Эдме ответила не задумываясь, устремив на него спокойный взгляд золотистых глаз, однако он знал, что она лжёт.
«Об орденской ленточке для неё – вот о чём они толкуют. Что ж, в конце концов, бедная девочка заслужила…»
Эдме лгала ему в присутствии матери и баронессы, и обе они знали, что она лжёт…
«А что, если грохнуть об стол графином?..»
Но Ангел не шевельнулся. У него не было сил, чтобы вскочить, замахнуться, их могла бы придать только страсть.
– Абзак покидает нас через неделю, – снова заговорила госпожа де Ла Берш.
– Это ещё не точно, – слегка оживилась Эдме. – Доктор Арно считает, что его ещё рано выпускать из-под присмотра.
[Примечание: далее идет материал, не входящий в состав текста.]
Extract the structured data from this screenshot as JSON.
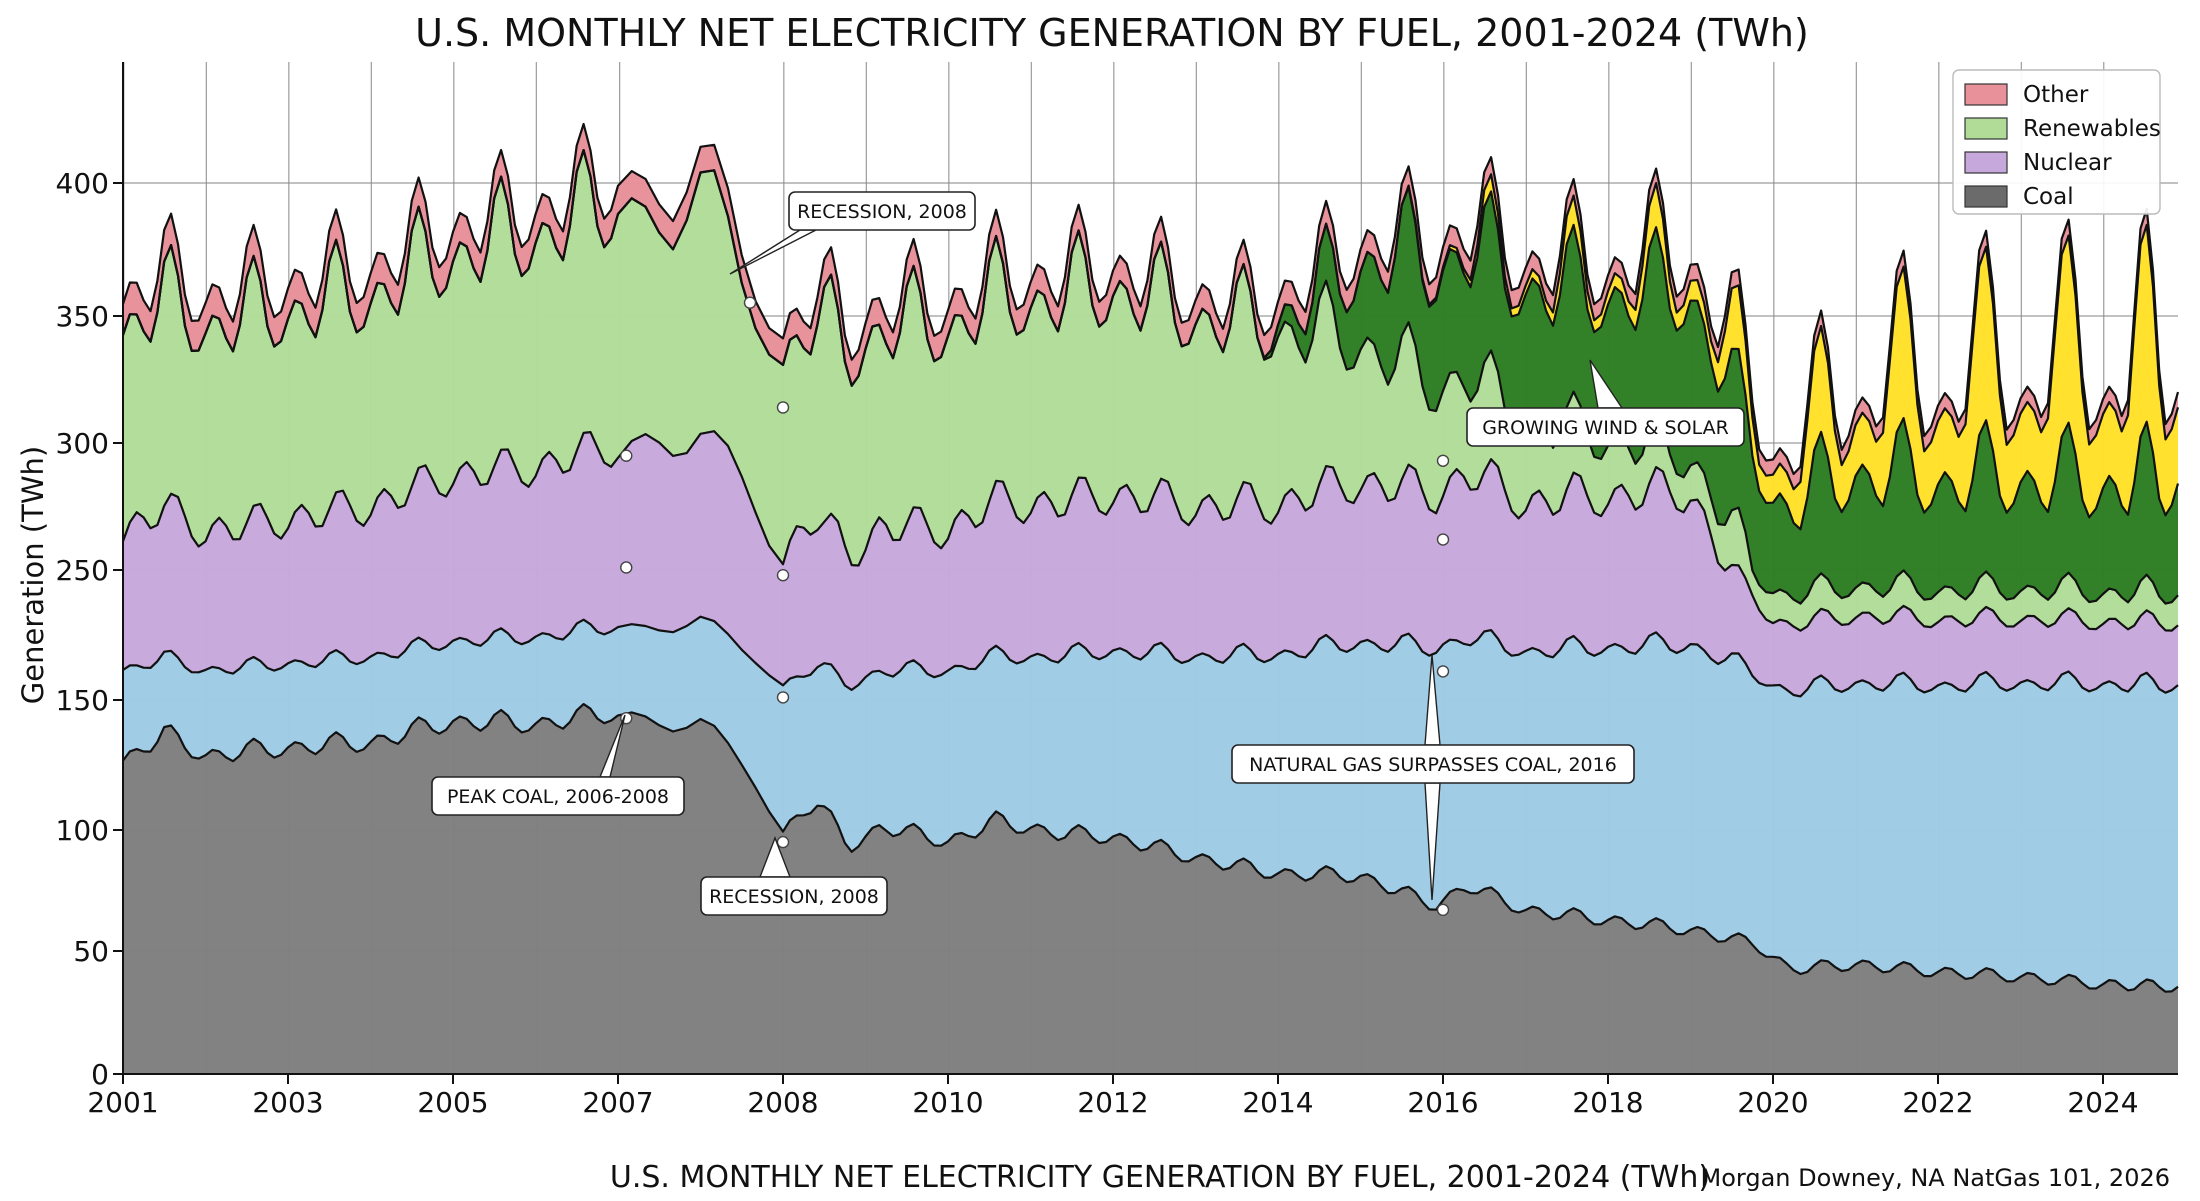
{
  "chart_data": {
    "type": "area",
    "title": "U.S. MONTHLY NET ELECTRICITY GENERATION BY FUEL, 2001-2024 (TWh)",
    "caption": "U.S. MONTHLY NET ELECTRICITY GENERATION BY FUEL, 2001-2024 (TWh)",
    "credit": "Morgan Downey, NA NatGas 101, 2026",
    "xlabel": "",
    "ylabel": "Generation (TWh)",
    "xlim": [
      2001,
      2025.0
    ],
    "ylim": [
      0,
      450
    ],
    "x_ticks": [
      2001,
      2003,
      2005,
      2007,
      2008,
      2010,
      2012,
      2014,
      2016,
      2018,
      2020,
      2022,
      2024
    ],
    "y_ticks": [
      0,
      50,
      100,
      150,
      250,
      300,
      350,
      400
    ],
    "y_tick_labels": [
      "0",
      "50",
      "100",
      "150",
      "250",
      "300",
      "350",
      "400"
    ],
    "grid": true,
    "legend": {
      "position": "top-right",
      "entries": [
        {
          "label": "Other",
          "color": "#e8919a"
        },
        {
          "label": "Renewables",
          "color": "#b0dc98"
        },
        {
          "label": "Nuclear",
          "color": "#c7a8dc"
        },
        {
          "label": "Coal",
          "color": "#6b6b6b"
        }
      ]
    },
    "colors": {
      "coal": "#808080",
      "gas": "#9ecbe4",
      "nuclear": "#c7a8dc",
      "hydro": "#b0dc98",
      "wind": "#2e7d24",
      "solar": "#ffe02a",
      "other": "#e8919a"
    },
    "annual_top_values": [
      {
        "year": 2001,
        "coal": 130,
        "gas_top": 177,
        "nuclear_top": 273,
        "renew_top": 366
      },
      {
        "year": 2004,
        "coal": 135,
        "gas_top": 180,
        "nuclear_top": 275,
        "renew_top": 372
      },
      {
        "year": 2007,
        "coal": 143,
        "gas_top": 197,
        "nuclear_top": 292,
        "renew_top": 420
      },
      {
        "year": 2008,
        "coal": 100,
        "gas_top": 162,
        "nuclear_top": 258,
        "renew_top": 362
      },
      {
        "year": 2012,
        "coal": 98,
        "gas_top": 178,
        "nuclear_top": 268,
        "renew_top": 368
      },
      {
        "year": 2016,
        "coal": 70,
        "gas_top": 190,
        "nuclear_top": 278,
        "renew_top": 380
      },
      {
        "year": 2020,
        "coal": 45,
        "gas_top": 138,
        "nuclear_top": 185,
        "renew_top": 355
      },
      {
        "year": 2024,
        "coal": 35,
        "gas_top": 148,
        "nuclear_top": 196,
        "renew_top": 368
      }
    ],
    "annotations": [
      {
        "text": "RECESSION, 2008",
        "point": [
          2007.8,
          355
        ]
      },
      {
        "text": "RECESSION, 2008",
        "point": [
          2008.0,
          95
        ]
      },
      {
        "text": "PEAK COAL, 2006-2008",
        "point": [
          2007.1,
          143
        ]
      },
      {
        "text": "GROWING WIND & SOLAR",
        "point": [
          2017.5,
          300
        ]
      },
      {
        "text": "NATURAL GAS SURPASSES COAL, 2016",
        "point": [
          2016.0,
          67
        ]
      }
    ],
    "markers": [
      {
        "x": 2007.05,
        "y": 295
      },
      {
        "x": 2007.05,
        "y": 251
      },
      {
        "x": 2007.05,
        "y": 143
      },
      {
        "x": 2007.8,
        "y": 355
      },
      {
        "x": 2008.0,
        "y": 314
      },
      {
        "x": 2008.0,
        "y": 246
      },
      {
        "x": 2008.0,
        "y": 152
      },
      {
        "x": 2008.0,
        "y": 95
      },
      {
        "x": 2016.0,
        "y": 293
      },
      {
        "x": 2016.0,
        "y": 262
      },
      {
        "x": 2016.0,
        "y": 172
      },
      {
        "x": 2016.0,
        "y": 67
      }
    ]
  }
}
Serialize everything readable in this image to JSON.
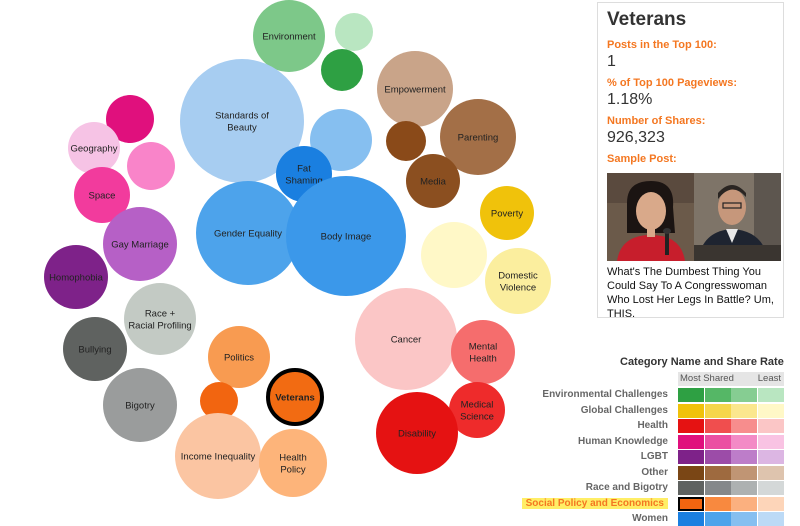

Только представьте себе, что будет, если он, вырвавшись на свободу с этой новой ногой, наделает глупостей… Ведь может начаться гангрена!.. Доктор Арно слишком часто сталкивался с подобным легкомыслием во время войны, поэтому…
Ангел внимательно посмотрел на жену, и она оборвала фразу на полуслове без всякой видимой причины. Эдме обмахивалась, как веером, розой с густыми листьями на стебле. Она жестом отказалась от блюда, которым обносили гостей, и облокотилась на стол. Вся в белом, с обнажёнными плечами, она, даже сидя неподвижно, всем своим видом выражала внутреннее удовлетворение, тайное любование собой, которые с головой её выдавали. Что-то оскорбительное сквозило в её нежном облике. Какой-то нескромный огонёк позволял распознать в ней карьеристку, которая жаждет достичь больших высот, но пока что достигла всего лишь успеха.
«Эдме из тех женщин, которым следовало бы всю жизнь оставаться двадцатилетними, – решил Ангел. – Она уже сейчас делается похожей на свою мамашу».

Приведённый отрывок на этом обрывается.